I don't know if there is a heavy concentration of crazy around the coast or maybe it's everywhere and I've managed to shelter myself, but we have a serious issue with the crazies running rabid here. I've adapted a new way of communicating with said crazies. I do something similar to a bobble head nod...divert eye contact and just wander away. They don't seem to notice that I've pulled an exit stage left on them. Or possibly they think I'm the crazy head bobbing wanderer....who knows. Let me give you a couple of examples. One dude told me about a pet tarantula he had with a sense of humor. Charlotte (which is about the least crazy part of the story) would crawl up and sprawl across his face when he was sleeping. Now I know to an outsider this is closely akin to my talking Beaver doing movie reviews, but trust me it ain't even close. He's also heard from several sources that there are giant tree spiders in Florida (like 2ft in diameter) and he wants one. It seems his childhood was scarred by the learning that giant spiders didn't exist....bobble...walk away.
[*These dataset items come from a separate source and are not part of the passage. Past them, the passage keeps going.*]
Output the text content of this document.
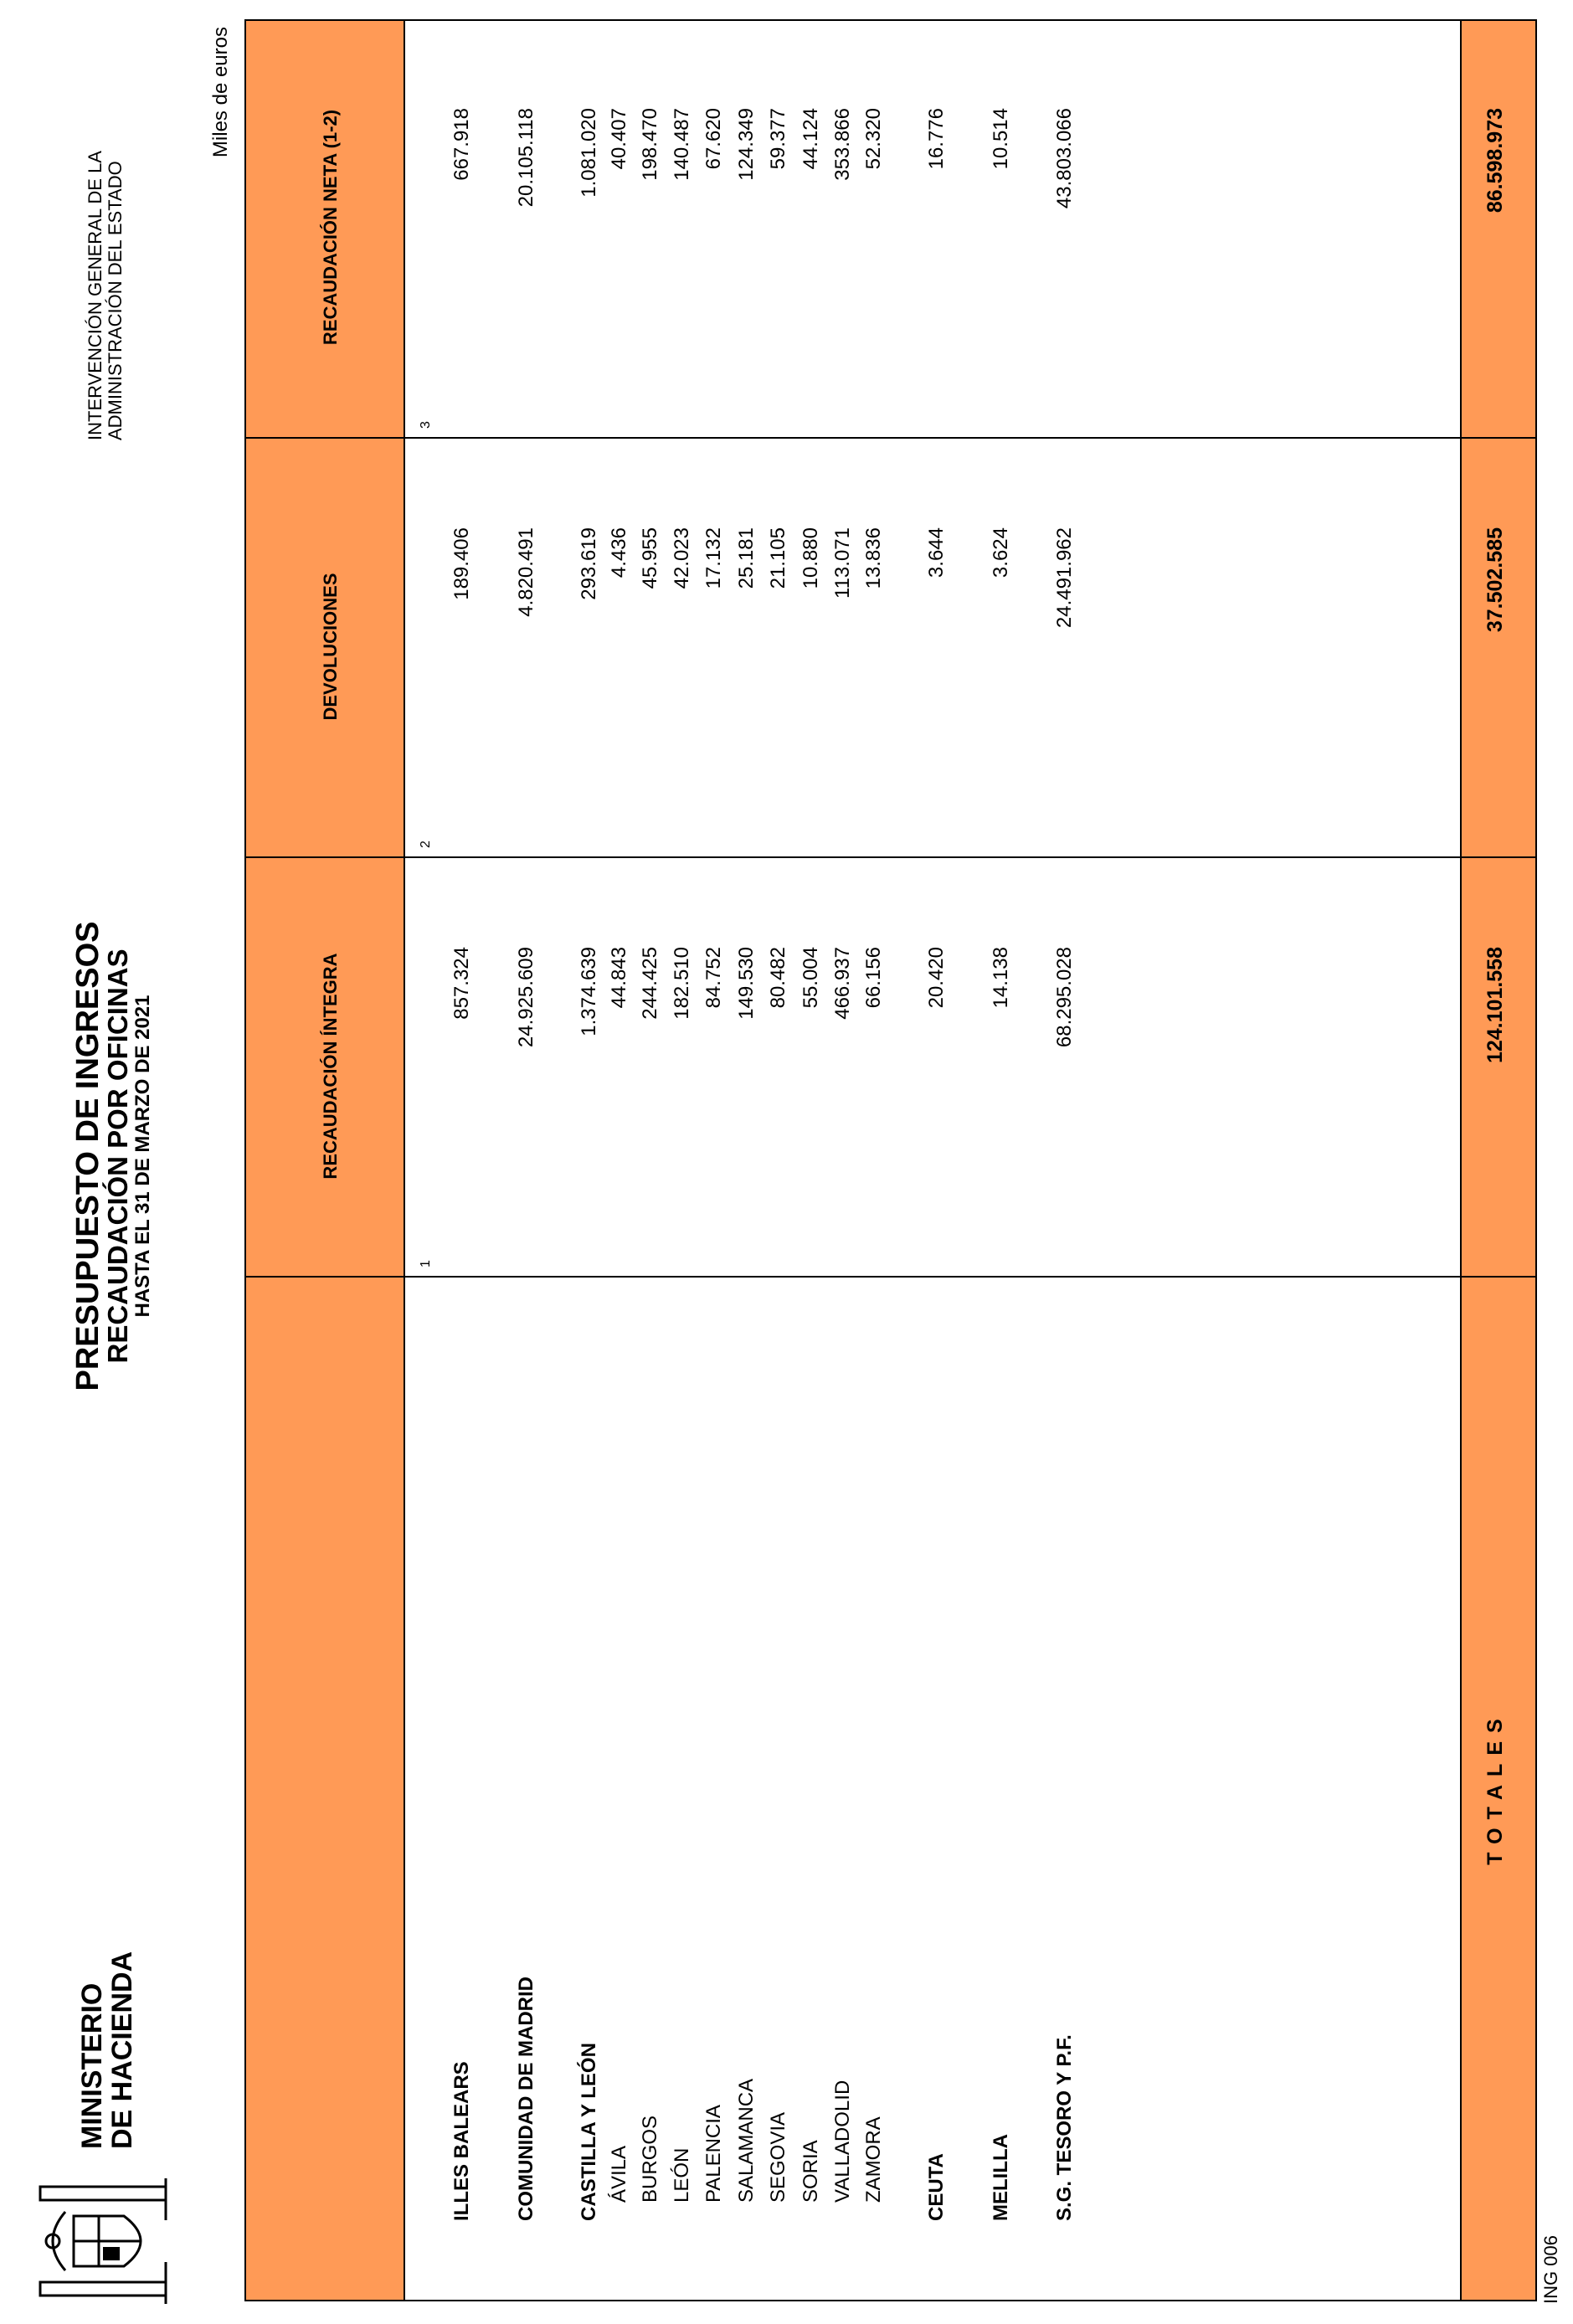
MINISTERIO
DE HACIENDA
PRESUPUESTO DE INGRESOS
RECAUDACIÓN POR OFICINAS
HASTA EL 31 DE MARZO DE 2021
INTERVENCIÓN GENERAL DE LA ADMINISTRACIÓN DEL ESTADO
Miles de euros
ING 006
TOTALES
124.101.558
37.502.585
86.598.973
RECAUDACIÓN ÍNTEGRA
1
DEVOLUCIONES
2
RECAUDACIÓN NETA (1-2)
3
ILLES BALEARS
857.324
189.406
667.918
COMUNIDAD DE MADRID
24.925.609
4.820.491
20.105.118
CASTILLA Y LEÓN
1.374.639
293.619
1.081.020
ÁVILA
44.843
4.436
40.407
BURGOS
244.425
45.955
198.470
LEÓN
182.510
42.023
140.487
PALENCIA
84.752
17.132
67.620
SALAMANCA
149.530
25.181
124.349
SEGOVIA
80.482
21.105
59.377
SORIA
55.004
10.880
44.124
VALLADOLID
466.937
113.071
353.866
ZAMORA
66.156
13.836
52.320
CEUTA
20.420
3.644
16.776
MELILLA
14.138
3.624
10.514
S.G. TESORO Y P.F.
68.295.028
24.491.962
43.803.066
And we have the 2 hour a day bottle juggling, Tom Cruise dreaming, $150 van purchasing dude that's considering jacking someone elses tags because the $30 it would cost him seems a bit elusive. Bear in mind "I worked 65 hours at my other job last week". All I can figure is all of that bottle slinging on the couch that he probably doesn't own, must be one sporty ass habit to support...bobble...walk away.
Standing at the end of the bar getting food to go I spotted him...not Jesus...Elvis. Apparently he works for one of those singing dancing tourist traps down here...hopefully. The one thing I can't get my arms around is why all the impersonators have to have the I'm fat as hell and about to go take the death poopie Elvis look?? Where are all the young good looking hip thrusting ones?? Not getting pasta to go @ 4:30 I can tell you that. I almost asked for a picture but thought better of it. Although it would have been a great blog post it would have no doubt involved the bobble.
Lastly but considered most entertaining in my book, Nanner called and told me about the Baptist church marque she'd seen on the way home the night before. It said "If Jesus comes tomorrow will you be ready?" Her first thought "Hell, why not, I'm just going to be on the couch...the calendar is pretty open these days".
Elvis is here, Jesus is coming and I'm rocking the high end of the totem pole.